Posted by Lindsay Griffin on 17/11/2010
Xiaqiangla. Tamotsu Nakamura

Previously unreported by Western media, a small Japanese team has made the first ascent of Xiaqiangla (5,470m), a fine pyramid in China's northern Daxue Shan.

This shapely peak west of the Dadu River in Sichuan Province came to the attention of climbers after photographs published by the well-known Japanese explorer, Tamotsu Nakamura.

Mitsuru Kato, Hiroshi Matsushima, Ken Sato and Chiharu Yoshimura, all from the Hiroshima section of the Japanese Alpine Club, walked eight hours from the road to set up base camp by the shores of a lake at 4,350m

Then, after placing an advanced base at 5,020m to the east of the peak, they attempted the mountain, alpine style, by two different routes.

Matsushima and Sato followed a snow couloir on the North East Face leading to the North Ridge, but struck up left in the upper section, climbing a steep mixed rock wall (III and IV) directly to the summit, where their GPS recorded 5,497m.

Meanwhile Kato and Yoshimura climbed along the crenellated crest of the longer North Ridge but only reached a foresummit before running out of time.

The successful summit pair descended the upper section of the North Ridge to meet the others at the head of the snow couloir, from where all four descended the couloir together. They were back at advanced base after a 15-hour day.

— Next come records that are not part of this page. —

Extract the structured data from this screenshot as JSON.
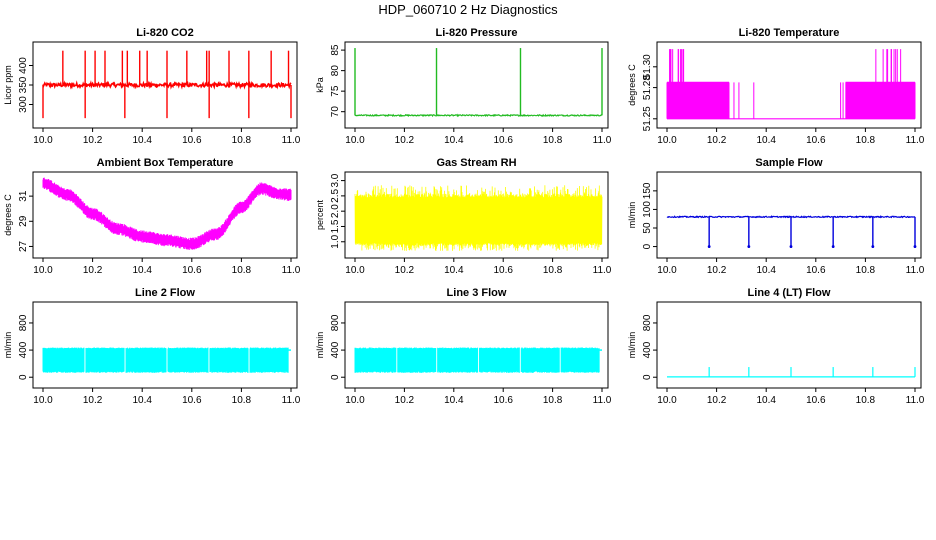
{
  "main_title": "HDP_060710  2 Hz Diagnostics",
  "chart_data": [
    {
      "type": "line",
      "title": "Li-820 CO2",
      "xlabel": "",
      "ylabel": "Licor ppm",
      "xlim": [
        10.0,
        11.0
      ],
      "ylim": [
        250,
        450
      ],
      "x_ticks": [
        "10.0",
        "10.2",
        "10.4",
        "10.6",
        "10.8",
        "11.0"
      ],
      "y_ticks": [
        {
          "value": 300,
          "label": "300"
        },
        {
          "value": 350,
          "label": "350"
        },
        {
          "value": 400,
          "label": "400"
        }
      ],
      "color": "#ff0000",
      "series": [
        {
          "name": "Li-820 CO2",
          "baseline": 350,
          "noise": 5,
          "spikes_up": [
            10.08,
            10.17,
            10.21,
            10.25,
            10.32,
            10.34,
            10.39,
            10.42,
            10.5,
            10.58,
            10.66,
            10.67,
            10.75,
            10.83,
            10.92,
            10.99
          ],
          "spike_up_value": 438,
          "spikes_down": [
            10.0,
            10.17,
            10.33,
            10.5,
            10.67,
            10.83,
            11.0
          ],
          "spike_down_value": 265
        }
      ]
    },
    {
      "type": "line",
      "title": "Li-820 Pressure",
      "xlabel": "",
      "ylabel": "kPa",
      "xlim": [
        10.0,
        11.0
      ],
      "ylim": [
        67,
        86
      ],
      "x_ticks": [
        "10.0",
        "10.2",
        "10.4",
        "10.6",
        "10.8",
        "11.0"
      ],
      "y_ticks": [
        {
          "value": 70,
          "label": "70"
        },
        {
          "value": 75,
          "label": "75"
        },
        {
          "value": 80,
          "label": "80"
        },
        {
          "value": 85,
          "label": "85"
        }
      ],
      "color": "#22bb22",
      "series": [
        {
          "name": "Li-820 Pressure",
          "baseline": 69.1,
          "noise": 0.15,
          "spikes_up": [
            10.0,
            10.33,
            10.67,
            11.0
          ],
          "spike_up_value": 85.5,
          "spikes_down": [],
          "spike_down_value": 69
        }
      ]
    },
    {
      "type": "line",
      "title": "Li-820 Temperature",
      "xlabel": "",
      "ylabel": "degrees C",
      "xlim": [
        10.0,
        11.0
      ],
      "ylim": [
        51.245,
        51.32
      ],
      "x_ticks": [
        "10.0",
        "10.2",
        "10.4",
        "10.6",
        "10.8",
        "11.0"
      ],
      "y_ticks": [
        {
          "value": 51.25,
          "label": "51.25"
        },
        {
          "value": 51.28,
          "label": "51.28"
        },
        {
          "value": 51.3,
          "label": "51.30"
        }
      ],
      "color": "#ff00ff",
      "series": [
        {
          "name": "Li-820 Temperature",
          "low": 51.25,
          "high": 51.285,
          "top": 51.317,
          "dense_ranges": [
            [
              10.0,
              10.25
            ],
            [
              10.72,
              11.0
            ]
          ],
          "top_ranges": [
            [
              10.0,
              10.07
            ],
            [
              10.84,
              10.95
            ]
          ],
          "isolated_lines": [
            10.27,
            10.29,
            10.35,
            10.7,
            10.71
          ]
        }
      ]
    },
    {
      "type": "line",
      "title": "Ambient Box Temperature",
      "xlabel": "",
      "ylabel": "degrees C",
      "xlim": [
        10.0,
        11.0
      ],
      "ylim": [
        26.4,
        32.6
      ],
      "x_ticks": [
        "10.0",
        "10.2",
        "10.4",
        "10.6",
        "10.8",
        "11.0"
      ],
      "y_ticks": [
        {
          "value": 27,
          "label": "27"
        },
        {
          "value": 29,
          "label": "29"
        },
        {
          "value": 31,
          "label": "31"
        }
      ],
      "color": "#ff00ff",
      "series": [
        {
          "name": "Ambient Box Temperature",
          "band": 0.45,
          "x": [
            10.0,
            10.1,
            10.2,
            10.3,
            10.4,
            10.5,
            10.6,
            10.7,
            10.8,
            10.88,
            10.95,
            11.0
          ],
          "y": [
            32.0,
            31.1,
            29.6,
            28.4,
            27.8,
            27.5,
            27.2,
            28.0,
            30.1,
            31.6,
            31.2,
            31.1
          ]
        }
      ]
    },
    {
      "type": "line",
      "title": "Gas Stream RH",
      "xlabel": "",
      "ylabel": "percent",
      "xlim": [
        10.0,
        11.0
      ],
      "ylim": [
        0.6,
        3.15
      ],
      "x_ticks": [
        "10.0",
        "10.2",
        "10.4",
        "10.6",
        "10.8",
        "11.0"
      ],
      "y_ticks": [
        {
          "value": 1.0,
          "label": "1.0"
        },
        {
          "value": 1.5,
          "label": "1.5"
        },
        {
          "value": 2.0,
          "label": "2.0"
        },
        {
          "value": 2.5,
          "label": "2.5"
        },
        {
          "value": 3.0,
          "label": "3.0"
        }
      ],
      "color": "#ffff00",
      "series": [
        {
          "name": "Gas Stream RH",
          "min": 0.7,
          "max": 2.85,
          "band_low": 0.95,
          "band_high": 2.45
        }
      ]
    },
    {
      "type": "line",
      "title": "Sample Flow",
      "xlabel": "",
      "ylabel": "ml/min",
      "xlim": [
        10.0,
        11.0
      ],
      "ylim": [
        -20,
        190
      ],
      "x_ticks": [
        "10.0",
        "10.2",
        "10.4",
        "10.6",
        "10.8",
        "11.0"
      ],
      "y_ticks": [
        {
          "value": 0,
          "label": "0"
        },
        {
          "value": 50,
          "label": "50"
        },
        {
          "value": 100,
          "label": "100"
        },
        {
          "value": 150,
          "label": "150"
        }
      ],
      "color": "#0000dd",
      "series": [
        {
          "name": "Sample Flow",
          "baseline": 80,
          "noise": 1.5,
          "spikes_down": [
            10.17,
            10.33,
            10.5,
            10.67,
            10.83,
            11.0
          ],
          "spike_down_value": 0
        }
      ]
    },
    {
      "type": "area",
      "title": "Line 2 Flow",
      "xlabel": "",
      "ylabel": "ml/min",
      "xlim": [
        10.0,
        11.0
      ],
      "ylim": [
        -100,
        1050
      ],
      "x_ticks": [
        "10.0",
        "10.2",
        "10.4",
        "10.6",
        "10.8",
        "11.0"
      ],
      "y_ticks": [
        {
          "value": 0,
          "label": "0"
        },
        {
          "value": 400,
          "label": "400"
        },
        {
          "value": 800,
          "label": "800"
        }
      ],
      "color": "#00ffff",
      "series": [
        {
          "name": "Line 2 Flow",
          "low": 75,
          "high": 430,
          "gaps": [
            10.17,
            10.33,
            10.5,
            10.67,
            10.83
          ],
          "end_value": 400
        }
      ]
    },
    {
      "type": "area",
      "title": "Line 3 Flow",
      "xlabel": "",
      "ylabel": "ml/min",
      "xlim": [
        10.0,
        11.0
      ],
      "ylim": [
        -100,
        1050
      ],
      "x_ticks": [
        "10.0",
        "10.2",
        "10.4",
        "10.6",
        "10.8",
        "11.0"
      ],
      "y_ticks": [
        {
          "value": 0,
          "label": "0"
        },
        {
          "value": 400,
          "label": "400"
        },
        {
          "value": 800,
          "label": "800"
        }
      ],
      "color": "#00ffff",
      "series": [
        {
          "name": "Line 3 Flow",
          "low": 75,
          "high": 430,
          "gaps": [
            10.17,
            10.33,
            10.5,
            10.67,
            10.83
          ],
          "end_value": 400
        }
      ]
    },
    {
      "type": "line",
      "title": "Line 4 (LT) Flow",
      "xlabel": "",
      "ylabel": "ml/min",
      "xlim": [
        10.0,
        11.0
      ],
      "ylim": [
        -100,
        1050
      ],
      "x_ticks": [
        "10.0",
        "10.2",
        "10.4",
        "10.6",
        "10.8",
        "11.0"
      ],
      "y_ticks": [
        {
          "value": 0,
          "label": "0"
        },
        {
          "value": 400,
          "label": "400"
        },
        {
          "value": 800,
          "label": "800"
        }
      ],
      "color": "#00ffff",
      "series": [
        {
          "name": "Line 4 (LT) Flow",
          "baseline": 5,
          "spikes_up": [
            10.17,
            10.33,
            10.5,
            10.67,
            10.83
          ],
          "spike_up_value": 150,
          "end_value": 150
        }
      ]
    }
  ]
}
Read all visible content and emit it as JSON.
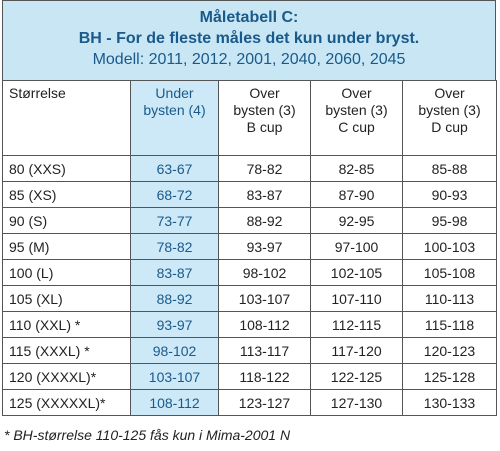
{
  "header": {
    "title": "Måletabell C:",
    "subtitle": "BH - For de fleste måles det kun under bryst.",
    "models": "Modell: 2011, 2012, 2001, 2040, 2060, 2045"
  },
  "table": {
    "columns": [
      "Størrelse",
      "Under\nbysten (4)",
      "Over\nbysten (3)\nB cup",
      "Over\nbysten (3)\nC cup",
      "Over\nbysten (3)\nD cup"
    ],
    "rows": [
      [
        "80 (XXS)",
        "63-67",
        "78-82",
        "82-85",
        "85-88"
      ],
      [
        "85 (XS)",
        "68-72",
        "83-87",
        "87-90",
        "90-93"
      ],
      [
        "90 (S)",
        "73-77",
        "88-92",
        "92-95",
        "95-98"
      ],
      [
        "95 (M)",
        "78-82",
        "93-97",
        "97-100",
        "100-103"
      ],
      [
        "100 (L)",
        "83-87",
        "98-102",
        "102-105",
        "105-108"
      ],
      [
        "105 (XL)",
        "88-92",
        "103-107",
        "107-110",
        "110-113"
      ],
      [
        "110 (XXL) *",
        "93-97",
        "108-112",
        "112-115",
        "115-118"
      ],
      [
        "115 (XXXL) *",
        "98-102",
        "113-117",
        "117-120",
        "120-123"
      ],
      [
        "120 (XXXXL)*",
        "103-107",
        "118-122",
        "122-125",
        "125-128"
      ],
      [
        "125 (XXXXXL)*",
        "108-112",
        "123-127",
        "127-130",
        "130-133"
      ]
    ]
  },
  "footnote": "* BH-størrelse 110-125  fås kun i Mima-2001 N"
}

The area around the Dadu River is noted for its unique local Tibetan culture, which includes historic art, literature and architecture (typically, stone towers). However, it is now becoming impossible to ignore the serious environmental destruction to the region caused by an acceleration in the West China Development projects: a huge dam is now under construction on the Dadu.

An edited version of the revealing film, Meltdown in Tibet, will be on show at the Kendal Film Festival this weekend. It blows the lid off China's potentially catastrophic dam building projects, where in Tibet nomads are being forced out of their traditional habitat and relocated in bleak villages.